2. 相続人がいない場合の専有部分と敷地利用権の帰属

相続人(法律で定められた、相続を受ける権利を持つ人)がいない場合、原則として国庫(国の財産)に帰属します。これは民法(私人間の権利義務を定めた法律)の規定によるものです。 つまり、叔父のマンションの専有部分と敷地利用権の持分は、国に帰属することになります。

3. 特別縁故者制度

ただし、例外として「特別縁故者」がいます。
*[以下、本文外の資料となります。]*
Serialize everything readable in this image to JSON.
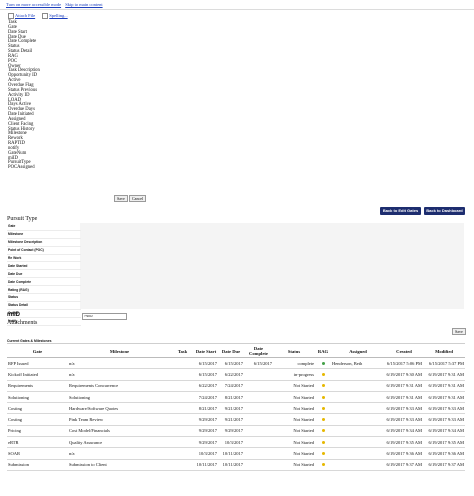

特別縁故者とは、被相続人(亡くなった人)と生計を一にしていた人や、長期間にわたって被相続人の世話をしていた人など、特別な事情のある人を指します。 特別縁故者は、相続人ではないものの、国庫に帰属する前に、その財産を承継できる可能性があります。 しかし、特別縁故者となるには、具体的な条件を満たす必要があり、判断は複雑です。

4. 国庫帰属の手続き

国庫に帰属させる手続きは、相続財産管理人(相続財産の管理を任命された人)が管轄の裁判所を通じて行います。 相続財産管理人は、裁判所によって選任されます。 手続きには、相続人の不在証明、財産の調査、国庫への報告など、様々な作業が必要です。

5. 誤解されがちなポイント:無主財との違い

相続人がいない場合の財産は、無主財(所有者不明の財産)とは異なります。無主財は、誰にも所有権がない状態ですが、相続財産は、一度は被相続人の所有物であったため、国庫に帰属するという形で処理されます。

6. 実務的なアドバイスと具体例

叔父のマンションの専有部分と敷地利用権を国庫に帰属させるためには、まず、相続人の不存在を証明する必要があります。 戸籍謄本などの書類を収集し、裁判所に相続開始の審判を申し立て、相続財産管理人を選任してもらう必要があります。 その後、管理人が国庫への帰属手続きを進めます。 この手続きは複雑で、専門家の助けが必要となるでしょう。

7. 専門家に相談すべき場合とその理由

相続手続きは法律に精通した専門知識が必要なため、弁護士や司法書士に相談することを強くお勧めします。 特に、特別縁故者となる可能性があるかどうか、手続きの進め方、税金の問題など、専門家のアドバイスを受けることで、スムーズに手続きを進めることができます。 複雑な手続きを一人で進めようとすると、時間と労力の無駄になるだけでなく、ミスによる不利益を被る可能性もあります。

まとめ

相続人がいない場合、区分所有者の専有部分と敷地利用権は原則として国庫に帰属します。しかし、特別縁故者の存在や手続きの複雑さから、専門家である弁護士や司法書士に相談することが重要です。 早めの相談で、スムーズな手続きと、精神的な負担軽減につながります。